We believe that in the TVM code there are a large number of constructions that differ only in certain parameters, and the meaning of the calculation is repeated. And we will look for them, trying a set of templates using a special converter, and replacing internal loops with peculiar intrinsics for which an effective implementation has been written.

Adding a constant to a vector

Here's a slightly more complex example:

for (int32_t ax1_2 = 0; ax1_2 < 25; ++ax1_2) {
    for (int32_t ax2_2 = 0; ax2_2 < 5; ++ax2_2) {
      for (int32_t ax3_2 = 0; ax3_2 < 64; ++ax3_2) {
        int32_t cse_var_7 = (((ax1_2 * 320) + (ax2_2 * 64)) + ax3_2);
        ((int32_t*)conv2d_nhwc_let)[cse_var_7] = (((int32_t*)conv2d_nhwc_let)[cse_var_7] - 128);
      }
    }
  }

Anyone who remembers the previous example will instantly recognize the same tensor, only the data is now 32-bit, and instead of copying, it is subtracting 128 from each element. This is again a typical vector operation, the kernel of which may look like this (this is not the most optimal option):

  xr3:0 = q[j4 + 0];  yr3:0 = q[k4 + 0];;
    r1:0 = r1:0 + r5:4;;
    r3:2 = r3:2 + r7:6;;
    if nlc0e, jump loop6;  q[j4 += 8] = xr3:0;  q[k4 += 8] = yr3:0;;

Here in the prologue (I didn't include it) the number that should be added to all elements of the vector is multiplied in the registers xyr7:4, then we again read the maximum portion of data.
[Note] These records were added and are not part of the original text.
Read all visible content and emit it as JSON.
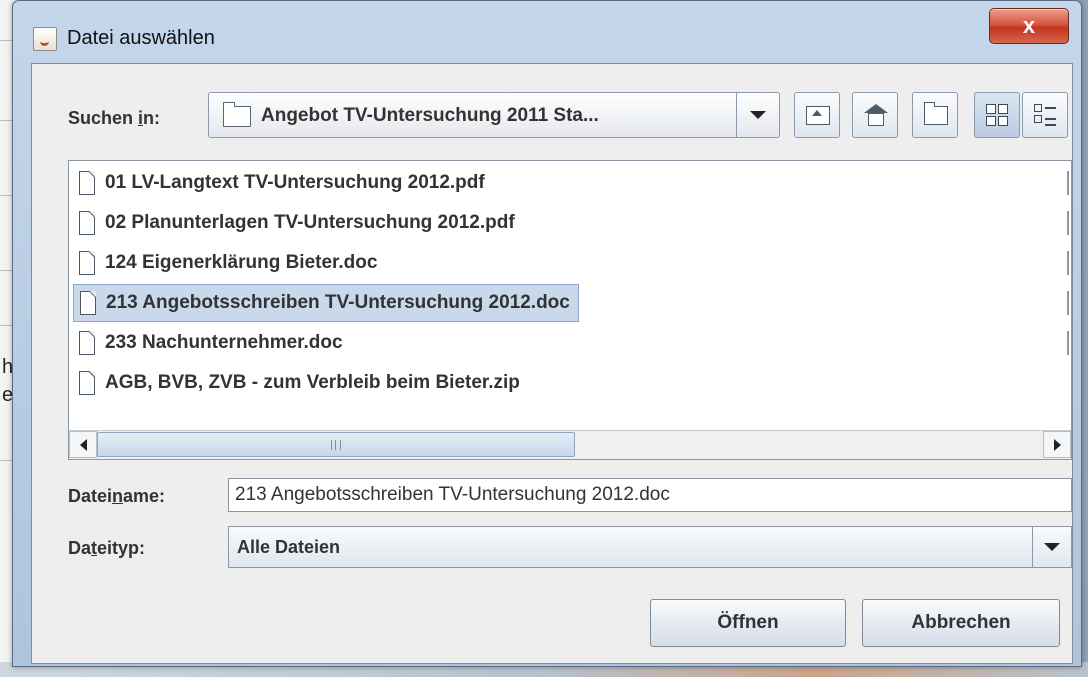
{
  "background": {
    "left_fragments": [
      "h",
      "e"
    ]
  },
  "window": {
    "title": "Datei auswählen",
    "close_label": "x"
  },
  "lookin": {
    "label_before": "Suchen ",
    "label_mnemonic": "i",
    "label_after": "n:",
    "value": "Angebot TV-Untersuchung 2011 Sta...",
    "icon": "folder-icon"
  },
  "toolbar": {
    "buttons": [
      {
        "name": "up-one-level",
        "icon": "folder-up-icon"
      },
      {
        "name": "home",
        "icon": "home-icon"
      },
      {
        "name": "new-folder",
        "icon": "new-folder-icon"
      },
      {
        "name": "list-view",
        "icon": "list-view-icon",
        "active": true
      },
      {
        "name": "details-view",
        "icon": "details-view-icon",
        "active": false
      }
    ]
  },
  "files": [
    {
      "name": "01 LV-Langtext TV-Untersuchung 2012.pdf",
      "selected": false
    },
    {
      "name": "02 Planunterlagen TV-Untersuchung 2012.pdf",
      "selected": false
    },
    {
      "name": "124 Eigenerklärung Bieter.doc",
      "selected": false
    },
    {
      "name": "213 Angebotsschreiben TV-Untersuchung 2012.doc",
      "selected": true
    },
    {
      "name": "233 Nachunternehmer.doc",
      "selected": false
    },
    {
      "name": "AGB, BVB, ZVB - zum Verbleib beim Bieter.zip",
      "selected": false
    }
  ],
  "filename": {
    "label_before": "Datei",
    "label_mnemonic": "n",
    "label_after": "ame:",
    "value": "213 Angebotsschreiben TV-Untersuchung 2012.doc"
  },
  "filetype": {
    "label_before": "Da",
    "label_mnemonic": "t",
    "label_after": "eityp:",
    "value": "Alle Dateien"
  },
  "actions": {
    "open_label": "Öffnen",
    "cancel_label": "Abbrechen"
  }
}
True, the computers are only 64-bit wide, so two instructions per cycle are required, but each of them performs 4 32-bit additions per clock cycle. And if we further refine the implementation to eliminate bubbles, then again we can expect a significant acceleration. The call for this case looks like this:

 add_n_i32v8((int32_t *)conv2d_nhwc_let + ax1_2 * 320 + ax2_2 * 64,
                  -128,
                  64 / (8 * 1));

Multiplication with shift and rounding

Let's skip all the vector addition/subtraction, since it should already be clear how they are processed, and look at a more complex example (I'm not writing out the outer loops anymore):

for (int32_t i3_1 = 0; i3_1 < 64; ++i3_1) {
        int32_t cse_var_6 = (((i1_1 * 320) + (i2_1 * 64)) + i3_1);
        ((int32_t*)conv2d_nhwc_let)[cse_var_6] = ((int32_t)(((((int64_t)((int32_t*)conv2d_nhwc_let)[cse_var_6]) * ((int64_t)((int32_t*)fused_nn_conv2d_subtract_add_constant_6_let)[i3_1])) + ((int64_t)1 << ((int64_t)((((int32_t*)fused_nn_conv2d_subtract_add_constant_8_let)[i3_1] + 31) - 1)))) >> ((int64_t)(((int32_t*)fused_nn_conv2d_subtract_add_constant_8_let)[i3_1] + 31))));
      }

It looks quite confusing, so it's better to write the expression with short names:

*arg1 = ((int64_t)*arg1 * (int64_t)*arg2 + (1LL << (*arg3 + 30))) >> (*arg3 + 31);

Now it becomes clear that we are calculating the 64-bit product of two vectors, and from the results we take only the most significant bits (important: for each element there is a different number), and we also round.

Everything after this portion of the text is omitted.